Recently I was cleaning up some data as part of a data analysis project, and ran into a frustrating problem with stray backslashes in text fields. Here’s how I ended up solving it.
Overview of the problem
The data I was working on was stored in a MariaDB database. During testing some variants from expected values had crept in, which was showing up as noise in the analysis. Essentially, I was trying to group data by a few expected values, for example test
, google
, facebook
, and so on. However, some of the expected values had extra characters, for example google1
, google\\'123
. To compound the problem, these values were embedded in a longer text string, they were not standalone fields, meaning that I needed to match them using LIKE
. Most of them were simple to change to the expected values by means of the REPLACE
function. The problem came when cleaning up the backslash character, because it’s the standard escape character.
Non-working version
The obvious query to fix them didn’t work:
UPDATE `table_a` SET `field_a` = REPLACE(`field_a`, 'google\\\\\'123', 'google') WHERE `field_a` LIKE '%google\\\\\'123%';
I tried all kinds of variants of the backslashes, but couldn’t get them to match. So I decided to break down the problem into a SELECT
, and then add the UPDATE...REPLACE
later.
Wildcard SELECT WHERE LIKE
I managed to SELECT
the correct rows by means of a wildcard like so:
SELECT `field_a` FROM `table_a` WHERE `field_a` LIKE '%google%123%';
This did get me the correct matches, but I couldn’t use the wildcard in the REPLACE
, and since it’s not an exact match, in theory it could pick up the wrong rows. It seemed a good idea to fix the LIKE
string in order to get an exact match.
LIKE
with non-default ESCAPE
The correct solution to the SELECT
turned out to be to change the wildcard from the default \
. I ended up with this expression:
SELECT `field_a` FROM `table_a` WHERE `field_a` LIKE '%google\\_\'123%' ESCAPE '_';
While the syntax is still a bit of a mystery to me (why is the backslash before the single quote still needed?), this worked. Unfortunately I still couldn't use it with the REPLACE
function.

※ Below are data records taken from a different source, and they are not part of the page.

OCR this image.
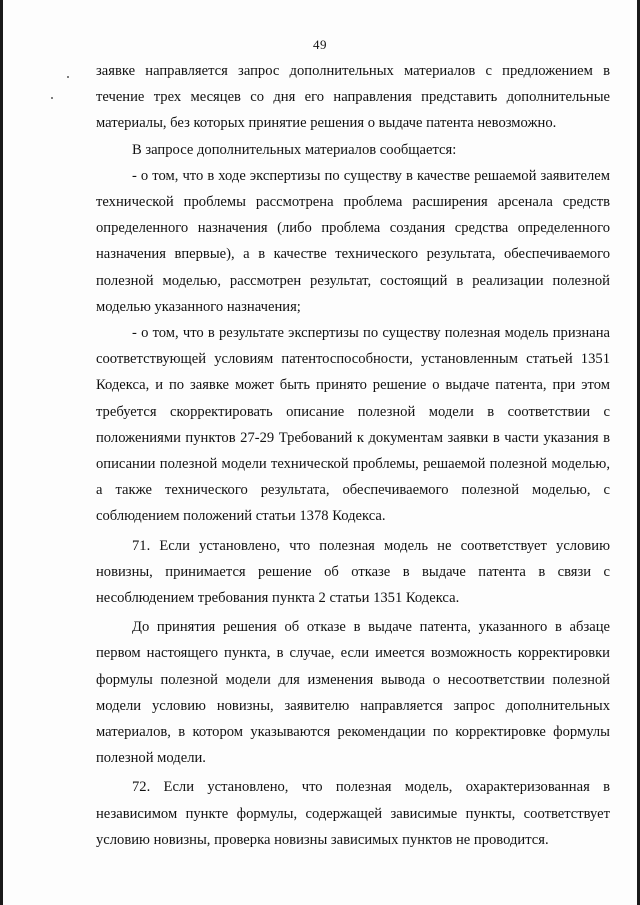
49

заявке направляется запрос дополнительных материалов с предложением в течение трех месяцев со дня его направления представить дополнительные материалы, без которых принятие решения о выдаче патента невозможно.

В запросе дополнительных материалов сообщается:

- о том, что в ходе экспертизы по существу в качестве решаемой заявителем технической проблемы рассмотрена проблема расширения арсенала средств определенного назначения (либо проблема создания средства определенного назначения впервые), а в качестве технического результата, обеспечиваемого полезной моделью, рассмотрен результат, состоящий в реализации полезной моделью указанного назначения;

- о том, что в результате экспертизы по существу полезная модель признана соответствующей условиям патентоспособности, установленным статьей 1351 Кодекса, и по заявке может быть принято решение о выдаче патента, при этом требуется скорректировать описание полезной модели в соответствии с положениями пунктов 27-29 Требований к документам заявки в части указания в описании полезной модели технической проблемы, решаемой полезной моделью, а также технического результата, обеспечиваемого полезной моделью, с соблюдением положений статьи 1378 Кодекса.

71. Если установлено, что полезная модель не соответствует условию новизны, принимается решение об отказе в выдаче патента в связи с несоблюдением требования пункта 2 статьи 1351 Кодекса.

До принятия решения об отказе в выдаче патента, указанного в абзаце первом настоящего пункта, в случае, если имеется возможность корректировки формулы полезной модели для изменения вывода о несоответствии полезной модели условию новизны, заявителю направляется запрос дополнительных материалов, в котором указываются рекомендации по корректировке формулы полезной модели.

72. Если установлено, что полезная модель, охарактеризованная в независимом пункте формулы, содержащей зависимые пункты, соответствует условию новизны, проверка новизны зависимых пунктов не проводится.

That led me to the second part of the solution.
REPLACE
with character code
Since I couldn’t get the escaping to work with the backslash character, I ended up using its character code (92) instead of the character itself, and then joining the string together with CONCAT
. The end result looked like this:
UPDATE `table_a` SET `field_a` = REPLACE(`field_a`, CONCAT('google', CHAR(92), CHAR(92), '\'123'), 'google') WHERE `field_a` LIKE '%google\\_\'123%' ESCAPE '_';